Expected files in database directory
  • metaphlan3
    • mpa_v30_CHOCOPhlAn_201901.pkl
    • mpa_v30_CHOCOPhlAn_201901.pkl
    • mpa_v30_CHOCOPhlAn_201901.fasta
    • mpa_v30_CHOCOPhlAn_201901.3.bt2
    • mpa_v30_CHOCOPhlAn_201901.4.bt2
    • mpa_v30_CHOCOPhlAn_201901.1.bt2
    • mpa_v30_CHOCOPhlAn_201901.2.bt2
    • mpa_v30_CHOCOPhlAn_201901.rev.1.bt2
    • mpa_v30_CHOCOPhlAn_201901.rev.2.bt2
    • mpa_latest

More information on the MetaPhlAn3 database can be found here.

mOTUs custom database

mOTUs provides a prebuilt database of marker genes.

This must be downloaded by the user. To do this you need to have mOTUs installed on your machine.

motus downloadDB

Then supply the db_mOTU/ path to your nf-core/taxprofiler database input sheet.

⚠️ The db_mOTU/ directory may be downloaded to somewhere in your Python's site-package directory. You will have to find this yourself as the exact location varies depends on installation method.

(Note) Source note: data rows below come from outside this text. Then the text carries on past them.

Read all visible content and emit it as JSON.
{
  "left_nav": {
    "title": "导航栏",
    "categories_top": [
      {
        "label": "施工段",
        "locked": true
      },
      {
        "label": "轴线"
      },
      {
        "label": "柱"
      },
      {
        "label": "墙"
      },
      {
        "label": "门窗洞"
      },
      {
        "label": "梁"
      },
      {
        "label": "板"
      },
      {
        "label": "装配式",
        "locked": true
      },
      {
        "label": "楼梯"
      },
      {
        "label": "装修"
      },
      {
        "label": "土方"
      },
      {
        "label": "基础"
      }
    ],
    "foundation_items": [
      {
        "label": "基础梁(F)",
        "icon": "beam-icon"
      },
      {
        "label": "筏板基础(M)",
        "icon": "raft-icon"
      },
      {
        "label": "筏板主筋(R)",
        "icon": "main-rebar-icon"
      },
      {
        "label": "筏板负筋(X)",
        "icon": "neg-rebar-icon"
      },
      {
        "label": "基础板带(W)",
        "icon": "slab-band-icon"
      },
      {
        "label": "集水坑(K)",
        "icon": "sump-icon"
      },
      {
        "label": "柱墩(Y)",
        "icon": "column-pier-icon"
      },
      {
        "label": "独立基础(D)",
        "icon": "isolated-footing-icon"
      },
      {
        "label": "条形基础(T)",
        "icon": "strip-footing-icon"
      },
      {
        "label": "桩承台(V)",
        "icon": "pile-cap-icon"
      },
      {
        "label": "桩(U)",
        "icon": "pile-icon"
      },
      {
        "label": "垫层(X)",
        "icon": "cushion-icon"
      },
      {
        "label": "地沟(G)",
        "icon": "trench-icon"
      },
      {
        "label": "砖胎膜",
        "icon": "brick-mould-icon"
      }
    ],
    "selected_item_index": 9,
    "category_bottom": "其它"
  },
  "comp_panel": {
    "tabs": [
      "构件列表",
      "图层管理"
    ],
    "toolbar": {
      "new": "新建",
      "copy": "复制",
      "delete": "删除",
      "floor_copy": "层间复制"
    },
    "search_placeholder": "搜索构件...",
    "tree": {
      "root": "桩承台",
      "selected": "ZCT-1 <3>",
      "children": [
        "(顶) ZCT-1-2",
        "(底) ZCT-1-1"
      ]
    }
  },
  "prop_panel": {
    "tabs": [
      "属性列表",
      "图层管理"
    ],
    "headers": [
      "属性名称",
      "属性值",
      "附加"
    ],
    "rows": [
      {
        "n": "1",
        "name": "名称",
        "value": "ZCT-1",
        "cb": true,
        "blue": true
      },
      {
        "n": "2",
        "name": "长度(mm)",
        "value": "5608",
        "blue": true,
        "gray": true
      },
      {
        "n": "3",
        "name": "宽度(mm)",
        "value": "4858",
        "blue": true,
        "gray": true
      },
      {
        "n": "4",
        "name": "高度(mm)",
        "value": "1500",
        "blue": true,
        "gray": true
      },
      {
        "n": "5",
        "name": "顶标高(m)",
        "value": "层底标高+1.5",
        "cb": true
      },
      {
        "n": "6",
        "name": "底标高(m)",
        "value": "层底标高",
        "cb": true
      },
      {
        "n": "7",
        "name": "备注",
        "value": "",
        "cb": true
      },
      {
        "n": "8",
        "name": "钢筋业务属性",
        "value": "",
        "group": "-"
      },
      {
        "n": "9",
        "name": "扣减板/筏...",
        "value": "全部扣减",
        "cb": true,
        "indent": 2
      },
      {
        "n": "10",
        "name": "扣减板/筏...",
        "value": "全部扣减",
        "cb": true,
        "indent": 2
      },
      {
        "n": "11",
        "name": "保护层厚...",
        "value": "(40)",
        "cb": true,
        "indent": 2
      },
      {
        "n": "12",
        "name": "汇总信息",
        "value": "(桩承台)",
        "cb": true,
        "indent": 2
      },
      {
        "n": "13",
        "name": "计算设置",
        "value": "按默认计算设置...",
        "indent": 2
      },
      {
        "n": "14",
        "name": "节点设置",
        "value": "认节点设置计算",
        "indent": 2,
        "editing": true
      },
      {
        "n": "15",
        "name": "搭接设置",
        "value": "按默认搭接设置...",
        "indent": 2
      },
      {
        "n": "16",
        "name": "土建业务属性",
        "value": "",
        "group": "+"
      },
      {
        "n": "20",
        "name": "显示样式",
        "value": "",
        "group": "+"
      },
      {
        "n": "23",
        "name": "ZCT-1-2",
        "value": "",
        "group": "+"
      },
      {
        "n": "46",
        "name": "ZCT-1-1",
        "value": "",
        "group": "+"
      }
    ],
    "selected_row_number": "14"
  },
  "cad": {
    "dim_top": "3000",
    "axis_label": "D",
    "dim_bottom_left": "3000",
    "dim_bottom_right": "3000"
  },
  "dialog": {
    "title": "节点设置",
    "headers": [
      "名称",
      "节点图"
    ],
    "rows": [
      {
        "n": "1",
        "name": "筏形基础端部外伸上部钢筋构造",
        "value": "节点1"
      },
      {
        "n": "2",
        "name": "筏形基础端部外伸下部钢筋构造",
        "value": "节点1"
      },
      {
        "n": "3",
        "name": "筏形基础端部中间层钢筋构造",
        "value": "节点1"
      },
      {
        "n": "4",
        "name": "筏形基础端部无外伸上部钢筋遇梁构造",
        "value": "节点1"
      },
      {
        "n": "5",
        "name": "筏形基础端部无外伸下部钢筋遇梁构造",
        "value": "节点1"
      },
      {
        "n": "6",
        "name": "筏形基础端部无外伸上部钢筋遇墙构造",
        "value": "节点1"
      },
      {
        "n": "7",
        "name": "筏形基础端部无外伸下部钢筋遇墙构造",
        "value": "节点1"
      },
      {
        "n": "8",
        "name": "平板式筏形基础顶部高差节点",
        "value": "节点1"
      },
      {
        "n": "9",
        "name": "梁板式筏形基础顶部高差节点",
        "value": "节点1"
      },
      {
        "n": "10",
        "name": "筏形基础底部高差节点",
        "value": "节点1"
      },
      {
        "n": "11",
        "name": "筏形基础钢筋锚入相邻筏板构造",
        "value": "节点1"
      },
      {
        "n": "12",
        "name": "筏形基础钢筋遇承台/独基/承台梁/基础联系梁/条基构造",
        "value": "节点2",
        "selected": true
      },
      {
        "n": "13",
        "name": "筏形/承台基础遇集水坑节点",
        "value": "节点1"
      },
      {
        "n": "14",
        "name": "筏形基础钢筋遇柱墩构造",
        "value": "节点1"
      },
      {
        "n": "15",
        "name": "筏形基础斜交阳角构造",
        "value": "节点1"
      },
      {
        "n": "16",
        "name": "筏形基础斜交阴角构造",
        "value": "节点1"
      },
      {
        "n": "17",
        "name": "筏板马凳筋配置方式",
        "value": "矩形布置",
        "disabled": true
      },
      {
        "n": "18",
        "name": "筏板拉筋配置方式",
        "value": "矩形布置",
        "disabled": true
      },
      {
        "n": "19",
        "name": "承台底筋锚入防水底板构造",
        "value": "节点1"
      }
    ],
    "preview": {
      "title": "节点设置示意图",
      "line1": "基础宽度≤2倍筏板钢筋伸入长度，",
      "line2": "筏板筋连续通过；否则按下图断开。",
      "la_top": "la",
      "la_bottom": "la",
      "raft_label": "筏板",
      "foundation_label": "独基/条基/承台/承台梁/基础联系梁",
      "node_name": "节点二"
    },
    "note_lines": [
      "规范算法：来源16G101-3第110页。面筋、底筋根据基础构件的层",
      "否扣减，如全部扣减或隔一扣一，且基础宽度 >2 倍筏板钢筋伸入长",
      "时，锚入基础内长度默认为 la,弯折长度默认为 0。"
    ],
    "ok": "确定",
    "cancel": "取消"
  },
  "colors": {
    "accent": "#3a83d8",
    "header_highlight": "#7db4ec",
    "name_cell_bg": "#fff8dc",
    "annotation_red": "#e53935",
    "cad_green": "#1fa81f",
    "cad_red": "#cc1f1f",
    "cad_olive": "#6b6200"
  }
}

It is not possible to create a custom mOTUs database.

More information on the mOTUs database can be found here.

Troubleshooting and FAQs

I get a warning during centrifuge_kreport process with exit status 255

When a sample has insufficient hits for abundance estimation, the resulting report.txt file will be empty.

When trying to convert this to a kraken-style report, the conversion tool will exit with a status code 255, and provide a WARN.

This is not an error nor a failure of the pipeline, just your sample has no hits to the provided database when using centrifuge.